O quarto romance de Siri Hustvedt, "Elegia para um Americano", cita abundantemente textos memorialísticos do seu pai, Lloyd Hustvedt, falecido em 2003, e é dedicado à filha de Siri, Sophie Hustvedt Auster, nascida em 1987. Densamente autobiográfica, esta é uma ficção quase ensaística sobre o luto e a transmissão das gerações.
Algumas personagens partilham vários elementos com os Hustvedt, imigrantes noruegueses que se instalaram no Minnesota. Os protagonistas, Erik Davidsen e a sua irmã Inga, perderam recentemente o pai, Lars, e Inga perdeu também o marido, Max. O romance descreve as tentativas angustiadas de descoberta dos segredos e lacunas das vidas dos dois mortos, pois os mortos afectam os vivos, e a sua memória é constitutiva da identidade dos vivos.
Erik e Inga vão percebendo que reconstituir o passado é uma tarefa árdua e perigosa. Inga, uma intelectual (como quase todas as restantes figuras do romance), diz: "(...) não deixa de ser irónico, pois no meu livro eu tento falar do modo como organizamos as percepções transformando-as em histórias com princípio, meio e fim, e em como os fragmentos da nossa memória não têm nenhuma coerência até serem reimaginados em palavras. O tempo é uma propriedade da língua, da sintaxe, do tempo verbal" (pág. 50). Isto significa que as investigações que se vão sucedendo têm menos importância pela suposta verdade que revelam do que pelo modo como os vivos organizam as suas narrativas sobre os mortos, mais ou menos reais, mais ou menos ficcionadas.
Isso manifesta-se de vários modos. Desde logo, nas profissões das personagens (psicanalistas, académicos, biógrafos, fotógrafos, jornalistas), tudo gente que trabalha com histórias de vida. Por outro lado, o texto faz-se de uma teia de sonhos, desenhos, fotos, cartas e citações (incluindo as passagens escritas por Lloyd Hustvedt), uma massa de imagens, palavras e outros modos de expressão com uma legibilidade esquiva. Há também, vagamente, a educação luterana, e especificamente os escritos de Kierkegaard. Finalmente, e essa é a dimensão mais especificamente ensaística do romance, Siri Hustvedt, que tem feito trabalho voluntário numa clínica psiquiátrica, estudou as doenças mentais e seus sintomas. Esses casos vão surgindo nos pacientes que Erik acompanha e em elucubrações sobre Winnicott, Dennett ou Damásio. Não são apenas a psiquiatria e a psicanálise que estão em causa, mas a neurociência, e em geral o modo como a mente funciona.

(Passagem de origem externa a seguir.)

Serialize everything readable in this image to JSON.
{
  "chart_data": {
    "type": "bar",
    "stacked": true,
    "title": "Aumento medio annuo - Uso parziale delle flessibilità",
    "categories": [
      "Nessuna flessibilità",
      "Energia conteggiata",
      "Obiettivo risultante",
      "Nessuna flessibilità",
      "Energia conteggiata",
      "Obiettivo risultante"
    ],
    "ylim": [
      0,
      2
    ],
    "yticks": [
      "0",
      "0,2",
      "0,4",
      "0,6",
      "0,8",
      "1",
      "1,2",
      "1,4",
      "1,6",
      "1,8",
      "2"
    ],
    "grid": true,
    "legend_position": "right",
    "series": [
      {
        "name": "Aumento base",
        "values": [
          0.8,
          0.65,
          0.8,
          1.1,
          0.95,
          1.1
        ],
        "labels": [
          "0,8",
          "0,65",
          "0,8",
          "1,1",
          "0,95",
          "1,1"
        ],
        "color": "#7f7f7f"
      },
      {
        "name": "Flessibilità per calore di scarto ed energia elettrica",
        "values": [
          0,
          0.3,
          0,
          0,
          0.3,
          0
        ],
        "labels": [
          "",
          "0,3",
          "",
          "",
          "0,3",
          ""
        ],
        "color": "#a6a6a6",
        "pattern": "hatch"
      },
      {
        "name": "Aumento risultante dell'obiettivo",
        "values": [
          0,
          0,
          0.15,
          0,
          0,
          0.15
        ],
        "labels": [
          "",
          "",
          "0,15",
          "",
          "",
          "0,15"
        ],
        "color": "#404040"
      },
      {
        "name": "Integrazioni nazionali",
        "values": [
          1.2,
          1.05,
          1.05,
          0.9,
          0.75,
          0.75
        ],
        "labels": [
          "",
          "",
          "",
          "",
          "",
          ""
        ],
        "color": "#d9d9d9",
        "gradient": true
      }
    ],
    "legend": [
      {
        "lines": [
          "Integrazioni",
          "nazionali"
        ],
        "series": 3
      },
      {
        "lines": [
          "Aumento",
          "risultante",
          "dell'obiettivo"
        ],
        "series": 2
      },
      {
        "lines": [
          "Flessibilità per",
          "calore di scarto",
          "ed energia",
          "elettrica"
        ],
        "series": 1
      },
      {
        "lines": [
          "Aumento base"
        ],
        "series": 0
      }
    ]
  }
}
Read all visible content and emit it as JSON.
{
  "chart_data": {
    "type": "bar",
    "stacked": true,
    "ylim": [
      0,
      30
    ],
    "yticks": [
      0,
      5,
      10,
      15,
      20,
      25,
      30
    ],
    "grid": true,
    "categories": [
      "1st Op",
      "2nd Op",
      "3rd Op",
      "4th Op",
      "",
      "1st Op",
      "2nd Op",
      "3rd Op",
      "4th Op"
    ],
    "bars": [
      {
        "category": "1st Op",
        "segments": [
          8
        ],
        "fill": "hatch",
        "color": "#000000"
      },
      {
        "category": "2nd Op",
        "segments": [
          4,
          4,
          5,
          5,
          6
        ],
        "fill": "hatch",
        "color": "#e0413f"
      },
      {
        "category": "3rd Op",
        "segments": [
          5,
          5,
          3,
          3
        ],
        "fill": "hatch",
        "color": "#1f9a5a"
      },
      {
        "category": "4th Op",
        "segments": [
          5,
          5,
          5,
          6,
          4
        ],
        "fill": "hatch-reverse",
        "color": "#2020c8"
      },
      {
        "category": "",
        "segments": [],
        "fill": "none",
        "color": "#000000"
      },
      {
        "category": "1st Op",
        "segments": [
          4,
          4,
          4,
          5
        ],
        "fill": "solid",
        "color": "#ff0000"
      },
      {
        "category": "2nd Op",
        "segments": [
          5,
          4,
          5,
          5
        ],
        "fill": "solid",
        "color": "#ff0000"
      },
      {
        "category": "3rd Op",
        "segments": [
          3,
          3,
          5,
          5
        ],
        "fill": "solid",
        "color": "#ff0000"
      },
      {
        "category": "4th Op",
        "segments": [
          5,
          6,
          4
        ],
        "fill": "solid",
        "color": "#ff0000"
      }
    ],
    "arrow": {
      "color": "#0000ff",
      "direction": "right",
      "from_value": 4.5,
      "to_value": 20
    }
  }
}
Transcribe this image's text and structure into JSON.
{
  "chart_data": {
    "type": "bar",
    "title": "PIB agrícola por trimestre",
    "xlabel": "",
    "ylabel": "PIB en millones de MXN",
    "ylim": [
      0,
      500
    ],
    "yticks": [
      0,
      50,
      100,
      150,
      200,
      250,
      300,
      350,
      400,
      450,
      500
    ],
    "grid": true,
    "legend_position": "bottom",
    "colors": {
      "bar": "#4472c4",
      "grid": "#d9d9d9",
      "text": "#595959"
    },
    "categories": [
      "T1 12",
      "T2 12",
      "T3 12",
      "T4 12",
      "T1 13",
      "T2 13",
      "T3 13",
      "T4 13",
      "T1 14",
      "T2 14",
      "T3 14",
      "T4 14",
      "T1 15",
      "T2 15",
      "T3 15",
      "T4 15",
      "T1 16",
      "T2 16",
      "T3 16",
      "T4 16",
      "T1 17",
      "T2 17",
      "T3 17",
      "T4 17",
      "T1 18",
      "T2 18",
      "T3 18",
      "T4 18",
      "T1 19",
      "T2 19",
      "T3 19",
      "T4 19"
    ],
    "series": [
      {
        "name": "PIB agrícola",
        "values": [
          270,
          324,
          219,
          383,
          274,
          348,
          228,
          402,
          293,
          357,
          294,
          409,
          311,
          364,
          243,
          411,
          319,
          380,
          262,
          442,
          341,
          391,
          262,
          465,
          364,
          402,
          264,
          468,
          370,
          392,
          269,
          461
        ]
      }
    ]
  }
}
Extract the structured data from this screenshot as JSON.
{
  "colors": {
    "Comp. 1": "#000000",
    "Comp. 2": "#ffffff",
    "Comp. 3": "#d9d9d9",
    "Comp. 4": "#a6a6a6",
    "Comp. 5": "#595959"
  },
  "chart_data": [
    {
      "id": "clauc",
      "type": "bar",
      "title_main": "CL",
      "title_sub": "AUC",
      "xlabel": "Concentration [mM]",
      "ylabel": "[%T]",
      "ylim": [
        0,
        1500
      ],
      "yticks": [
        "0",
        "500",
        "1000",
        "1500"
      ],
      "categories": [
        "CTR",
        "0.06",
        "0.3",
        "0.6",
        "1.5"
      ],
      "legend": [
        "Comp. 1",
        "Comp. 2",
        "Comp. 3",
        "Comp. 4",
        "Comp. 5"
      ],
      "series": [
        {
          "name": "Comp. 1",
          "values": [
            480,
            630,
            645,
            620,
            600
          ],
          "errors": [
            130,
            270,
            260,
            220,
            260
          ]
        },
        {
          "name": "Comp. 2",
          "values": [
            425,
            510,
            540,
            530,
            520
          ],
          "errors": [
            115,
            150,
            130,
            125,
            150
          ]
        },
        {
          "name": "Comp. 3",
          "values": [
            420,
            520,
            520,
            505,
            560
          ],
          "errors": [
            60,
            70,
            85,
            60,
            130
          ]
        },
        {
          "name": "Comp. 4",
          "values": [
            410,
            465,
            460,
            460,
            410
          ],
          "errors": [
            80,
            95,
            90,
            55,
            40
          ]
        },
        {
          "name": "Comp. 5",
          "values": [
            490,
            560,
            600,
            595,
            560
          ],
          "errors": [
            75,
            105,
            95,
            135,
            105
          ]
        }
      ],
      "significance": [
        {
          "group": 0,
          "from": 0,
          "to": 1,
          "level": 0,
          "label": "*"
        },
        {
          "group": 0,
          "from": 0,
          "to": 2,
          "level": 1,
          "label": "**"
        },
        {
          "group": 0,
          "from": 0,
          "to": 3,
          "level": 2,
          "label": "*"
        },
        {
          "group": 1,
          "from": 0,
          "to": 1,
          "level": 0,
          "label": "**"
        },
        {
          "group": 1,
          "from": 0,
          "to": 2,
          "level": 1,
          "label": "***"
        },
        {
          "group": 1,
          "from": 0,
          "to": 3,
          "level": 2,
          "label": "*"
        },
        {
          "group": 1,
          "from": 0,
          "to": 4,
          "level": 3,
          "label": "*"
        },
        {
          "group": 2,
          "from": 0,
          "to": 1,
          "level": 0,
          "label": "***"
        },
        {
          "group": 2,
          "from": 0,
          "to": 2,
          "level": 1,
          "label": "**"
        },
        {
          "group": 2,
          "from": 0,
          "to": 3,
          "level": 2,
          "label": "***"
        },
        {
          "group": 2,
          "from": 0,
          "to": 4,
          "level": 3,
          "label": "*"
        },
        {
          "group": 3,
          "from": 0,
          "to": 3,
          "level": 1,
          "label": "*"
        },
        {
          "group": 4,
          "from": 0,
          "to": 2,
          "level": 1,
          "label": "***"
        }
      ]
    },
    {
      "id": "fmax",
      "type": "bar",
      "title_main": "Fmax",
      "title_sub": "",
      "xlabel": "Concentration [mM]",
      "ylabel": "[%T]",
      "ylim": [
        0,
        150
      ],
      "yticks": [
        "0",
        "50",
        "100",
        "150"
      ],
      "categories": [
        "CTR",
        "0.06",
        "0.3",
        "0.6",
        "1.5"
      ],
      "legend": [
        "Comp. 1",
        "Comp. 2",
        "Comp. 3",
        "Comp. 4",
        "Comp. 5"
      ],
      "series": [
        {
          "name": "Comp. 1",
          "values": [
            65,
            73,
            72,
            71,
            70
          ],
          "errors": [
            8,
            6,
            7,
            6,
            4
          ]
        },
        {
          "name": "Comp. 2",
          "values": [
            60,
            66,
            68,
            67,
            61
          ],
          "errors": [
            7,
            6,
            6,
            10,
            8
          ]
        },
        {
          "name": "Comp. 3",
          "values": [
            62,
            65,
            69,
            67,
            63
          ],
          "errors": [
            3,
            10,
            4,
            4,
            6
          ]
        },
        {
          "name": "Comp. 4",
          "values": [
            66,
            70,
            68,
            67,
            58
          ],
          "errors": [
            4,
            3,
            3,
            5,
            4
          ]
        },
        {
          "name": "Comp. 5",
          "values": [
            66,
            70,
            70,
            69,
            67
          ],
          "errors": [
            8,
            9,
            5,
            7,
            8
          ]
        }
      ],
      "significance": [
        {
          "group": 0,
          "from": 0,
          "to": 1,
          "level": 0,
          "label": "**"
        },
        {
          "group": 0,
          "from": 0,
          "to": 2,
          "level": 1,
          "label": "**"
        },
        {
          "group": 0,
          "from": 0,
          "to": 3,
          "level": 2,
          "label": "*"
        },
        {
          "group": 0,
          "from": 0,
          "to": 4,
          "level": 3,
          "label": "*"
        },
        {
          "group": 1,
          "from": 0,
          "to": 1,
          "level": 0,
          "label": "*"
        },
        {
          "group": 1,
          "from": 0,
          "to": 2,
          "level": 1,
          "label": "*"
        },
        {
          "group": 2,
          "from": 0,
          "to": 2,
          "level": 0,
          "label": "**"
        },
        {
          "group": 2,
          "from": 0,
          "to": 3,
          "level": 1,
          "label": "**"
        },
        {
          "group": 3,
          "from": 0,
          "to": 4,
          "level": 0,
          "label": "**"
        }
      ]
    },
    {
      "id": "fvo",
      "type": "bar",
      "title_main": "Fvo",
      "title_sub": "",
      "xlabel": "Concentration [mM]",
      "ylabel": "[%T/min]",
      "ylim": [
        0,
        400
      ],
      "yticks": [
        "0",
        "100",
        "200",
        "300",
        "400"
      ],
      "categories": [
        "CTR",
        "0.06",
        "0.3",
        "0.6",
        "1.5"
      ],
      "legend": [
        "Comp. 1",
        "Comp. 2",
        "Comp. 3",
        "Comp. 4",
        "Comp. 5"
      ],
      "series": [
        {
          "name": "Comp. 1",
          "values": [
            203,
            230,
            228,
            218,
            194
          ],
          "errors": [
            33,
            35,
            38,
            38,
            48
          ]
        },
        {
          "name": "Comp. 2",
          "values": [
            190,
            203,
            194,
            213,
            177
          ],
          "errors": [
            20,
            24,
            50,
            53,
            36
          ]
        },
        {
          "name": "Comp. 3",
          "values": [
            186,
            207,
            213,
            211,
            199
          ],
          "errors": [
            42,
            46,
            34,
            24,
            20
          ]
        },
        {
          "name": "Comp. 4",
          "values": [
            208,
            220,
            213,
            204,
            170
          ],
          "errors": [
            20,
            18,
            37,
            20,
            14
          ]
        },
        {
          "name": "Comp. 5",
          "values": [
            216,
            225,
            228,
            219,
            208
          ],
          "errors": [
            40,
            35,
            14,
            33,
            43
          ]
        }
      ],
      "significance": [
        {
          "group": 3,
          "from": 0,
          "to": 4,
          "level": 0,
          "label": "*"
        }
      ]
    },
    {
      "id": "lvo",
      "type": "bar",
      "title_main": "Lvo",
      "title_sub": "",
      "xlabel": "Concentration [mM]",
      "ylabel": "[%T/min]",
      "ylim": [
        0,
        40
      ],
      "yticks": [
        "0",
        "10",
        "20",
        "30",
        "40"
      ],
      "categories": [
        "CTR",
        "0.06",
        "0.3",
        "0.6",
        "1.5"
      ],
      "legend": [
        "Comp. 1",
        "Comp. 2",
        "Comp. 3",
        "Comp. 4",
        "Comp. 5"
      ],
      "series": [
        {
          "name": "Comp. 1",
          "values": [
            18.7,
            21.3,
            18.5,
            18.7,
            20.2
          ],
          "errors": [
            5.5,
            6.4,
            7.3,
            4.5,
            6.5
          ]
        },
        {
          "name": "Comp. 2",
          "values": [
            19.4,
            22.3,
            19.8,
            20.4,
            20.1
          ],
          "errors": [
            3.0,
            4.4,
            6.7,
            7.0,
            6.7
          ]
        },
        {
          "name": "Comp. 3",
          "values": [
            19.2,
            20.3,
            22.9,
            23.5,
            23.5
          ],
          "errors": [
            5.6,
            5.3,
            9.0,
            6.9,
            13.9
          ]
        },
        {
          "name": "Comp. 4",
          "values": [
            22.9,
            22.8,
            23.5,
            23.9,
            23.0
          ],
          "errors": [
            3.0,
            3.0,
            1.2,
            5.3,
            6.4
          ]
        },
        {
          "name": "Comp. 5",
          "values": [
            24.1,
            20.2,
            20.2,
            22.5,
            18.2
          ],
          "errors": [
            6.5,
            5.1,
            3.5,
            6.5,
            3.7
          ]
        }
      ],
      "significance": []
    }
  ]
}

E por que é que é tão importante o modo como a mente funciona? Porque talvez assim se percebam um pouco melhor os nossos medos e traumas. Curiosamente, Erik reconhece que "o trauma não faz parte de uma história: é outra história. É aquilo que recusamos que faça parte da nossa história" (pág. 55). Todas as personagens tentam escrever a biografia alheia, nomeadamente a biografia de Lars e de Max, das memórias da guerra do Pacífico aos meandros da imaginação romanesca, mas também tropeçam em amantes e filhos secretos. O que Erik e Inga vão percebendo é que conhecer uma história é reescrevê-la, fazer ficções em torno do passado. Ou, como se confessa noutra passagem: "o problema aqui não é a realidade".
O luto é uma tentativa de consolo, que passa pela incredulidade, pela tristeza, pela raiva e pela aceitação. Mas o luto não é apenas um jogo de idealizações e de fantasmas. É também uma transmissão de uma geração à outra: "(...) enquanto a imagem se distanciava, pensei para mim: estão todos a morrer, os nossos pais, as nossas mães - os imigrantes e os exilados, os soldados e os refugiados, os rapazes e a raparigas do antigamente" (pág. 221). Da Grande Depressão de há quase um século até às nossas grandes depressões de agora, é pelas feridas que entra a luz, para retomar um verso do poeta persa Rumi que é a epígrafe do romance. "Elegia para um Americano" chama-se no original "The Sorrows of an American". O atentado às Torres Gémeas é a marca americana do texto, mas esta mágoa é a mágoa universal pelos que partiram. E o romance procura uma maneira de lidar com essa mágoa, para que ela nos fortaleça e não nos destrua. "Elegia para um Americano" é um testemunho magoado que Siri Hustvedt passa do seu pai, Lloyd, que morreu em 2003, para a sua filha, Sophie, que nasceu em 1987.